The administration of President Joe Biden on Thursday offered humanitarian assistance to Ukrainians in the United States to protect them from being deported to their war-torn country.

Ukrainians can stay in the US for up to 18 months under a program known as temporary protected status. To access the program, Ukrainians must have been in the United States since at least Tuesday.

“Russia’s premeditated and unprovoked attack on Ukraine has resulted in a continuous war, senseless violence” that has forced Ukrainians “to seek refuge in other countries,” said Secretary of Homeland Security Alejandro N. Mayorkas.

The program covers people fleeing armed conflict, environmental disasters, or extraordinary and temporary conditions in their nations. As many as 30,000 Ukrainians could benefit from the move, according to the Migration Policy Institute, a nonpartisan think tank.

Lawmakers from both parties had stepped up pressure on the federal government, including the top Democrat in the Senate, to grant status to Ukrainians following Russia’s invasion of Ukraine.

Democratic New Jersey Sen. Bob Menendez, chairman of the Senate Foreign Relations Committee, said “after a week of unlawful and ruthless warfare against the people of Ukraine,” doing this was the right thing to do.

He said he was encouraged that “President Biden is once again making it clear that the United States will not waver in its support for the people of Ukraine in this dark moment in history.”

Refugee rights activists also praised the decision. More than 177 organizations signed a letter sent last week to the government asking it to extend assistance to Ukrainians.
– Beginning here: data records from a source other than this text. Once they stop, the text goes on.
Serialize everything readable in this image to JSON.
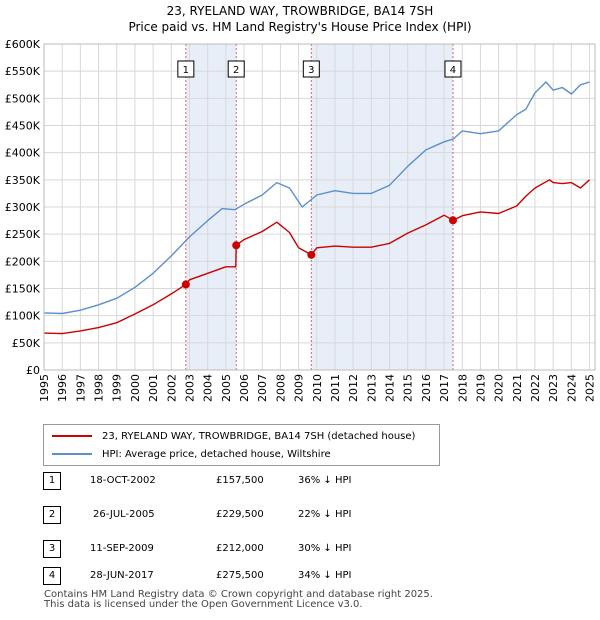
{
  "chart_data": {
    "type": "line",
    "title": "23, RYELAND WAY, TROWBRIDGE, BA14 7SH",
    "subtitle": "Price paid vs. HM Land Registry's House Price Index (HPI)",
    "xlim": [
      1995,
      2025.3
    ],
    "ylim": [
      0,
      600000
    ],
    "y_ticks": [
      0,
      50000,
      100000,
      150000,
      200000,
      250000,
      300000,
      350000,
      400000,
      450000,
      500000,
      550000,
      600000
    ],
    "y_tick_labels": [
      "£0",
      "£50K",
      "£100K",
      "£150K",
      "£200K",
      "£250K",
      "£300K",
      "£350K",
      "£400K",
      "£450K",
      "£500K",
      "£550K",
      "£600K"
    ],
    "x_ticks": [
      1995,
      1996,
      1997,
      1998,
      1999,
      2000,
      2001,
      2002,
      2003,
      2004,
      2005,
      2006,
      2007,
      2008,
      2009,
      2010,
      2011,
      2012,
      2013,
      2014,
      2015,
      2016,
      2017,
      2018,
      2019,
      2020,
      2021,
      2022,
      2023,
      2024,
      2025
    ],
    "series": [
      {
        "name": "23, RYELAND WAY, TROWBRIDGE, BA14 7SH (detached house)",
        "color": "#cc0000",
        "x": [
          1995,
          1996,
          1997,
          1998,
          1999,
          2000,
          2001,
          2002,
          2002.8,
          2003,
          2004,
          2005,
          2005.55,
          2005.57,
          2006,
          2007,
          2007.8,
          2008.5,
          2009,
          2009.7,
          2010,
          2011,
          2012,
          2013,
          2014,
          2015,
          2016,
          2017,
          2017.5,
          2018,
          2019,
          2020,
          2021,
          2021.5,
          2022,
          2022.8,
          2023,
          2023.5,
          2024,
          2024.5,
          2025
        ],
        "values": [
          68000,
          67000,
          72000,
          78000,
          87000,
          103000,
          120000,
          140000,
          157500,
          166000,
          178000,
          190000,
          190000,
          229500,
          240000,
          255000,
          272000,
          253000,
          225000,
          212000,
          225000,
          228000,
          226000,
          226000,
          233000,
          252000,
          267000,
          285000,
          275500,
          284000,
          291000,
          288000,
          302000,
          320000,
          335000,
          350000,
          345000,
          343000,
          345000,
          335000,
          350000
        ]
      },
      {
        "name": "HPI: Average price, detached house, Wiltshire",
        "color": "#5b8fd0",
        "x": [
          1995,
          1996,
          1997,
          1998,
          1999,
          2000,
          2001,
          2002,
          2003,
          2004,
          2004.8,
          2005.5,
          2006,
          2007,
          2007.8,
          2008.5,
          2009.2,
          2010,
          2011,
          2012,
          2013,
          2014,
          2015,
          2016,
          2017,
          2017.5,
          2018,
          2019,
          2020,
          2021,
          2021.5,
          2022,
          2022.6,
          2023,
          2023.5,
          2024,
          2024.5,
          2025
        ],
        "values": [
          105000,
          104000,
          110000,
          120000,
          132000,
          152000,
          178000,
          210000,
          245000,
          275000,
          297000,
          295000,
          305000,
          322000,
          345000,
          335000,
          300000,
          322000,
          330000,
          325000,
          325000,
          340000,
          375000,
          405000,
          420000,
          425000,
          440000,
          435000,
          440000,
          470000,
          480000,
          510000,
          530000,
          515000,
          520000,
          508000,
          525000,
          530000
        ]
      }
    ],
    "markers": [
      {
        "label": "1",
        "x": 2002.8,
        "y": 157500
      },
      {
        "label": "2",
        "x": 2005.57,
        "y": 229500
      },
      {
        "label": "3",
        "x": 2009.7,
        "y": 212000
      },
      {
        "label": "4",
        "x": 2017.49,
        "y": 275500
      }
    ],
    "shaded_periods": [
      [
        2002.8,
        2005.57
      ],
      [
        2009.7,
        2017.49
      ]
    ]
  },
  "legend": {
    "property_label": "23, RYELAND WAY, TROWBRIDGE, BA14 7SH (detached house)",
    "hpi_label": "HPI: Average price, detached house, Wiltshire"
  },
  "sales": [
    {
      "num": "1",
      "date": "18-OCT-2002",
      "price": "£157,500",
      "hpi": "36% ↓ HPI"
    },
    {
      "num": "2",
      "date": "26-JUL-2005",
      "price": "£229,500",
      "hpi": "22% ↓ HPI"
    },
    {
      "num": "3",
      "date": "11-SEP-2009",
      "price": "£212,000",
      "hpi": "30% ↓ HPI"
    },
    {
      "num": "4",
      "date": "28-JUN-2017",
      "price": "£275,500",
      "hpi": "34% ↓ HPI"
    }
  ],
  "footer": {
    "line1": "Contains HM Land Registry data © Crown copyright and database right 2025.",
    "line2": "This data is licensed under the Open Government Licence v3.0."
  }
}
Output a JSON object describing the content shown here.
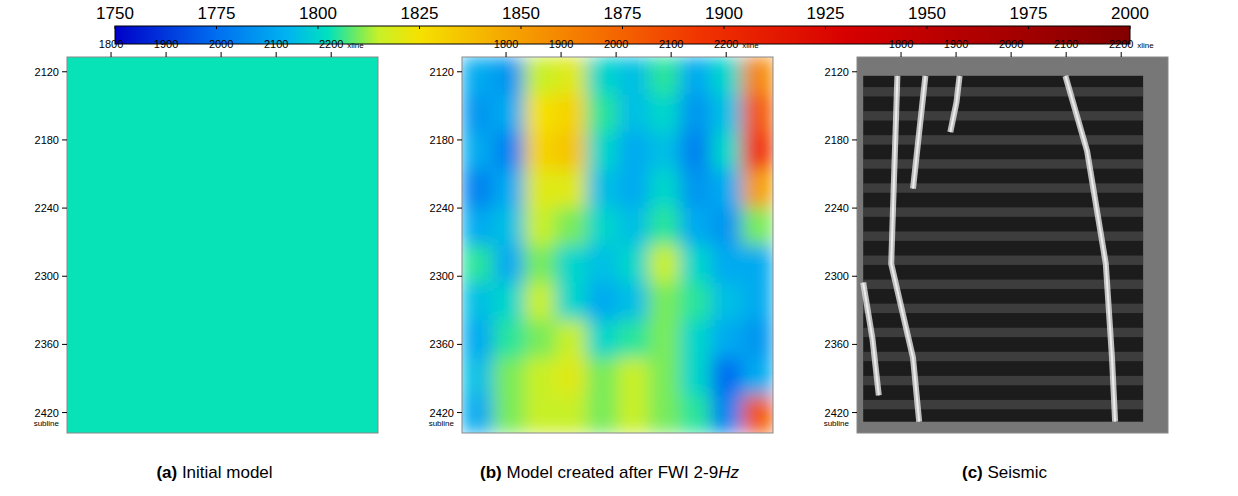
{
  "colorbar": {
    "range": [
      1750,
      2000
    ],
    "ticks": [
      1750,
      1775,
      1800,
      1825,
      1850,
      1875,
      1900,
      1925,
      1950,
      1975,
      2000
    ]
  },
  "chart_data": [
    {
      "type": "heatmap",
      "caption": {
        "label": "(a)",
        "text": "Initial model",
        "unit": null
      },
      "xlabel": "xline",
      "ylabel": "subline",
      "xlim": [
        1720,
        2285
      ],
      "ylim": [
        2438,
        2107
      ],
      "xticks": [
        1800,
        1900,
        2000,
        2100,
        2200
      ],
      "yticks": [
        2120,
        2180,
        2240,
        2300,
        2360,
        2420
      ],
      "cells": [
        [
          1803
        ]
      ]
    },
    {
      "type": "heatmap",
      "caption": {
        "label": "(b)",
        "text": "Model created after FWI 2-9",
        "unit": "Hz"
      },
      "xlabel": "xline",
      "ylabel": "subline",
      "xlim": [
        1720,
        2285
      ],
      "ylim": [
        2438,
        2107
      ],
      "xticks": [
        1800,
        1900,
        2000,
        2100,
        2200
      ],
      "yticks": [
        2120,
        2180,
        2240,
        2300,
        2360,
        2420
      ],
      "cells": [
        [
          1790,
          1785,
          1815,
          1820,
          1800,
          1795,
          1805,
          1790,
          1800,
          1860
        ],
        [
          1785,
          1790,
          1825,
          1830,
          1805,
          1795,
          1800,
          1785,
          1795,
          1880
        ],
        [
          1790,
          1780,
          1830,
          1835,
          1800,
          1790,
          1795,
          1780,
          1800,
          1895
        ],
        [
          1780,
          1790,
          1820,
          1820,
          1795,
          1790,
          1800,
          1785,
          1790,
          1850
        ],
        [
          1790,
          1795,
          1815,
          1810,
          1800,
          1795,
          1805,
          1790,
          1785,
          1810
        ],
        [
          1805,
          1790,
          1810,
          1800,
          1795,
          1800,
          1815,
          1800,
          1790,
          1790
        ],
        [
          1795,
          1800,
          1815,
          1800,
          1790,
          1795,
          1810,
          1805,
          1795,
          1790
        ],
        [
          1790,
          1805,
          1810,
          1815,
          1800,
          1805,
          1810,
          1800,
          1790,
          1785
        ],
        [
          1795,
          1810,
          1815,
          1820,
          1810,
          1815,
          1810,
          1800,
          1775,
          1790
        ],
        [
          1790,
          1810,
          1815,
          1815,
          1810,
          1815,
          1810,
          1805,
          1780,
          1880
        ]
      ]
    },
    {
      "type": "image",
      "caption": {
        "label": "(c)",
        "text": "Seismic",
        "unit": null
      },
      "xlabel": "xline",
      "ylabel": "subline",
      "xlim": [
        1720,
        2285
      ],
      "ylim": [
        2438,
        2107
      ],
      "xticks": [
        1800,
        1900,
        2000,
        2100,
        2200
      ],
      "yticks": [
        2120,
        2180,
        2240,
        2300,
        2360,
        2420
      ]
    }
  ]
}
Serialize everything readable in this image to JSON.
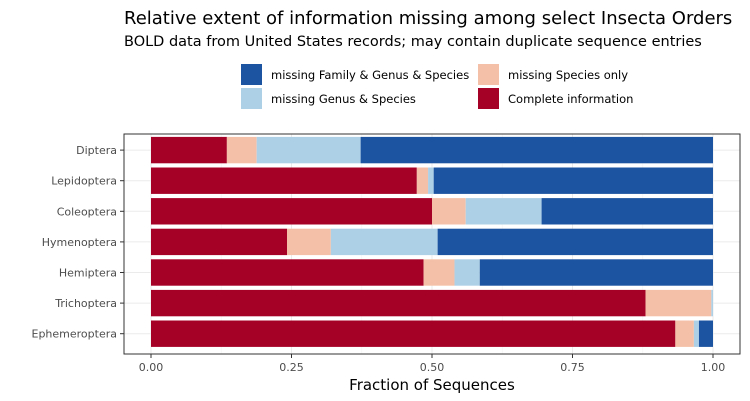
{
  "chart_data": {
    "type": "bar",
    "orientation": "horizontal",
    "stacked": true,
    "title": "Relative extent of information missing among select Insecta Orders",
    "subtitle": "BOLD data from United States records; may contain duplicate sequence entries",
    "xlabel": "Fraction of Sequences",
    "ylabel": "",
    "xlim": [
      0,
      1
    ],
    "xticks": [
      0,
      0.25,
      0.5,
      0.75,
      1
    ],
    "xtick_labels": [
      "0.00",
      "0.25",
      "0.50",
      "0.75",
      "1.00"
    ],
    "categories": [
      "Diptera",
      "Lepidoptera",
      "Coleoptera",
      "Hymenoptera",
      "Hemiptera",
      "Trichoptera",
      "Ephemeroptera"
    ],
    "series": [
      {
        "name": "Complete information",
        "color": "#a50026",
        "values": [
          0.135,
          0.473,
          0.5,
          0.242,
          0.485,
          0.88,
          0.933
        ]
      },
      {
        "name": "missing Species only",
        "color": "#f4c1a8",
        "values": [
          0.053,
          0.02,
          0.06,
          0.078,
          0.055,
          0.117,
          0.033
        ]
      },
      {
        "name": "missing Genus & Species",
        "color": "#aed0e6",
        "values": [
          0.185,
          0.01,
          0.135,
          0.19,
          0.045,
          0.003,
          0.009
        ]
      },
      {
        "name": "missing Family & Genus & Species",
        "color": "#1c54a1",
        "values": [
          0.627,
          0.497,
          0.305,
          0.49,
          0.415,
          0.0,
          0.025
        ]
      }
    ],
    "legend": {
      "position": "top",
      "entries": [
        {
          "label": "missing Family & Genus & Species",
          "color": "#1c54a1"
        },
        {
          "label": "missing Species only",
          "color": "#f4c1a8"
        },
        {
          "label": "missing Genus & Species",
          "color": "#aed0e6"
        },
        {
          "label": "Complete information",
          "color": "#a50026"
        }
      ]
    },
    "grid": true
  }
}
Krish O’Mara Vignarajah, president and CEO of the Lutheran Immigration and Refugee Service, described the move as “a concrete show of solidarity with the Ukrainian people.”

Protecting Ukrainian families from deportation is the least we can do amid the Russian onslaught targeting civilians and civilian infrastructure.”

Citizens of a dozen countries are in the United States under the protection of the program, which then-President Donald Trump sought to suspend amid criticism of frequent extensions that have allowed people to live on U.S. soil for years in a kind of legal limbo.